LLMs in MLX with GGUF

Q8_0

python generate.py --gguf Mistral-7B-v0.1-LoRA-Text2SQL.Q8_0.gguf \
                   --max-tokens 50 \
                   --prompt "table: students
columns: Name, Age, School, Grade, Height, Weight
Q: Query information such as name, age, school, grade, etc. The condition is that the name is equal to Wang Junjian and the age is less than 20 years old.
A: "
[INFO] Loading model from /Users/junjian/GitHub/ggerganov/llama.cpp/Mistral-7B-v0.1-LoRA-Text2SQL.Q8_0.gguf
SELECT Name, Age, School, Grade, Height, Weight FROM students WHERE Name = 'Wang Junjian' AND Age < 20
==========
Prompt: 121.242 tokens-per-sec
Generation: 17.895 tokens-per-sec

上面的提示词 Query information such as name, age, school, grade, etc. 有 etc，生成的 SQL 是所有的列。下面的示例移除了 etc，生成就是指定的列。

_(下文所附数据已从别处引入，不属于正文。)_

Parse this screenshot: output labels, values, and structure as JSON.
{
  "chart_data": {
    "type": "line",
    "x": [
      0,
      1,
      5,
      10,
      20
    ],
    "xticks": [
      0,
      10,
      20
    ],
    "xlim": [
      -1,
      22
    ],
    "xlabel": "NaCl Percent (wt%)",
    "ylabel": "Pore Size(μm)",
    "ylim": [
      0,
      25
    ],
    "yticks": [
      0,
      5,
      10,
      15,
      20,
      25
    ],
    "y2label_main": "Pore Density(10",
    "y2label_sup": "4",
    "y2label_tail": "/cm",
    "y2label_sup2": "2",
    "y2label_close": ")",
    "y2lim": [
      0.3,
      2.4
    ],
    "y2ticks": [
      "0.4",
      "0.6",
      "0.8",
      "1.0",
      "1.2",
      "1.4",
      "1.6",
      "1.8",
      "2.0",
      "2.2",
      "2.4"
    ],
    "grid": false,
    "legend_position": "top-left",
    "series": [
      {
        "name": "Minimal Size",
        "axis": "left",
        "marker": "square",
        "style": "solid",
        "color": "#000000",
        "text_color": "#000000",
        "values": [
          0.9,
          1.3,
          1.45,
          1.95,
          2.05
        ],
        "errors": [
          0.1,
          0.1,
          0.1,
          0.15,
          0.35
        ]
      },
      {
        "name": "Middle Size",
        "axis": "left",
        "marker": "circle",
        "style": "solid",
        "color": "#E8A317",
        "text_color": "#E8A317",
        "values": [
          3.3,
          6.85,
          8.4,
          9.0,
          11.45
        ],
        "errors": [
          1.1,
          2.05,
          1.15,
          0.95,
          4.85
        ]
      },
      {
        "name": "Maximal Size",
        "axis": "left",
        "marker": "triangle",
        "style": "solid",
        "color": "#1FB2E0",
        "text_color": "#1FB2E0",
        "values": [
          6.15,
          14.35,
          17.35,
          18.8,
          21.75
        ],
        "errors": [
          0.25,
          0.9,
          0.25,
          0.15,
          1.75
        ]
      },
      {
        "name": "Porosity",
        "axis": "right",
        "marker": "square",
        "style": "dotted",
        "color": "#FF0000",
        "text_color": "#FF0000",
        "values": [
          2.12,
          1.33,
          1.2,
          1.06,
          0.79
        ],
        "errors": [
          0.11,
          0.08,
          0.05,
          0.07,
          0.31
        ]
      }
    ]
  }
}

python generate.py --gguf Mistral-7B-v0.1-LoRA-Text2SQL.Q8_0.gguf \       
                   --max-tokens 50 \
                   --prompt "table: students
columns: Name, Age, School, Grade, Height, Weight
Q: Query information such as name, age, school, grade. The condition is that the name is equal to Wang Junjian and the age is less than 20 years old.
A: "
[INFO] Loading model from /Users/junjian/GitHub/ggerganov/llama.cpp/Mistral-7B-v0.1-LoRA-Text2SQL.Q8_0.gguf
SELECT Name, Age, School, Grade FROM students WHERE Name = 'Wang Junjian' AND Age < 20
==========
Prompt: 137.376 tokens-per-sec
Generation: 17.581 tokens-per-sec

Q4_1

python generate.py --gguf Mistral-7B-v0.1-LoRA-Text2SQL.Q4_1.gguf \       
                   --max-tokens 50 \
                   --prompt "table: students
columns: Name, Age, School, Grade, Height, Weight
Q: Query information such as name, age, school, grade. The condition is that the name is equal to Wang Junjian and the age is less than 20 years old.
A: "
[INFO] Loading model from /Users/junjian/GitHub/ggerganov/llama.cpp/Mistral-7B-v0.1-LoRA-Text2SQL.Q4_1.gguf
ACHEACHEACHEACHEACHEACHEACHEACHEACHEACHEACHEACHEACHEACHEACHEACHEACHEACHEACHEACHEACHEACHEACHEACHEACHEACHEACHEACHEACHEACHEACHEACHEACHEACHEACHEACHEACHEACHEACHEACHEACHEACHEACHEACHEACHEACHEACHEACHEACHEACHE
==========
Prompt: 122.293 tokens-per-sec
Generation: 16.854 tokens-per-sec

Q4_0

python generate.py --gguf Mistral-7B-v0.1-LoRA-Text2SQL.Q4_0.gguf \       
                   --max-tokens 50 \
                   --prompt "table: students
columns: Name, Age, School, Grade, Height, Weight
Q: Query information such as name, age, school, grade. The condition is that the name is equal to Wang Junjian and the age is less than 20 years old.
A: "
[INFO] Loading model from /Users/junjian/GitHub/ggerganov/llama.cpp/Mistral-7B-v0.1-LoRA-Text2SQL.Q4_0.gguf
SELECT Name, Age, School, Grade FROM students WHERE Name = 'Wang Junjian' AND Age < 20
==========
Prompt: 144.101 tokens-per-sec
Generation: 16.231 tokens-per-sec

总结

量化 Q8_0 的模型：使用 llama.cpp 生成速度（39.37 tokens/s）比 MLX 生成速度（17.58 tokens/s）快 2 倍多。🚀🚀
量化 Q4_1 的模型：使用 llama.cpp 生成速度（58.02 tokens/s）比 MLX 生成速度（16.85 tokens/s）快 3 倍多。🚀🚀🚀
量化 Q4_1 的模型，使用 MLX 生成出的是无效的 SQL 语句，甚至是无意义的文本。❌
量化 Q4_0 的模型，使用 llama.cpp 生成出的 SQL 语句没有指定的列。❌
量化的精度超低，感觉生成的时候越容易出问题，特别不稳定。
无论精度是多少，使用 MLX 生成的速度都是一样的，这应该是有问题的。